No intuito de compreender o mecanismo pelo qual a religiosidade poderia ser considerada protetora do consumo de drogas, Stylianou (2004), por meio de questionários enviados por e-mail, investigou padrões de consumo e conceitos de religiosidade em 276 estudantes universitários do Chipre. Os resultados sustentaram a hipótese de que a religiosidade controla indiretamente as atitudes perante o consumo de drogas pela percepção da imoralidade que o ato representa em si próprio.

No ano de 2006, dois estudos que trataram do consumo de drogas, especificamente entre mulheres de risco, apontaram para o papel protetor da religiosidade como sendo algo que as influenciou, levando-as a menor consumo de drogas (Klein et al., 2006), assim como favoreceu sua diminuição quando este já era praticado (Brown, 2006).

No Brasil, não há muitos estudos nesta área, no entanto, recentemente, foi publicado um estudo qualitativo que corrobora os achados internacionais quantitativos, evidenciando que a maior diferença entre os adolescentes usuários e os não-usuários de drogas psicotrópicas, de classe social baixa, era a sua religiosidade e a da sua família. Nesse estudo, os autores observaram que 81% dos não-usuários praticavam a religião professada por vontade própria e admiração, mas apenas 13% dos usuá­rios faziam o mesmo. Nesse segundo grupo, porém, a prática religiosa estava diretamente relacionada à busca da reabilitação diante do consumo de drogas, mas essa só começou após o início do consumo abusivo destas (Sanchez et al., 2004).

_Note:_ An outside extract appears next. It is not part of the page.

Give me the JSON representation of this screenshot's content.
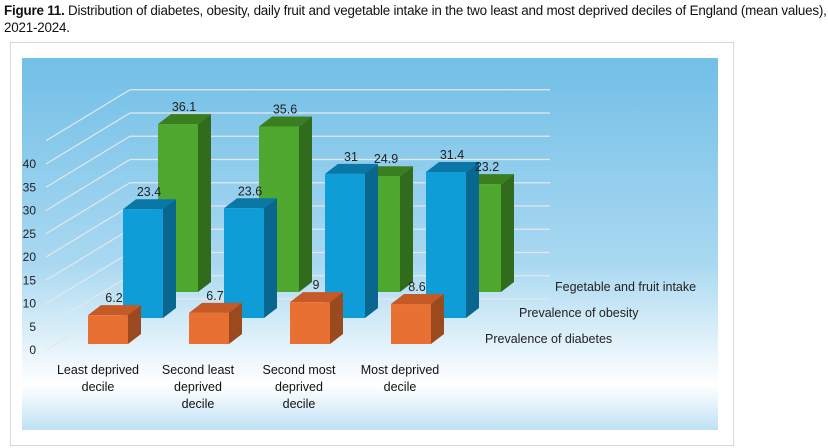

Dalgalarrondo et al. (2004), ao avaliarem 2.287 estudantes de escolas públicas e particulares de Campinas (SP), verificaram que o uso intenso de pelo menos uma droga (álcool, tabaco, medicamentos, maconha, solventes, cocaína ou êxtase) foi maior entre os que não tiveram educação religiosa na infância. 

Por fim, no ano de 2006, os pesquisadores da Universidade de São Paulo, em um estudo com 926 estudantes universitários paulistanos, publicaram seus achados epidemiológicos afirmando que, aqueles que possuíam uma renda familiar alta e não professavam alguma religião, eram os que correriam maior risco de consumir drogas (Silva et al., 2006). Além disso, esse mesmo estudo detectou a ausência de bebedores excessivos entre os espíritas e os protestantes praticantes.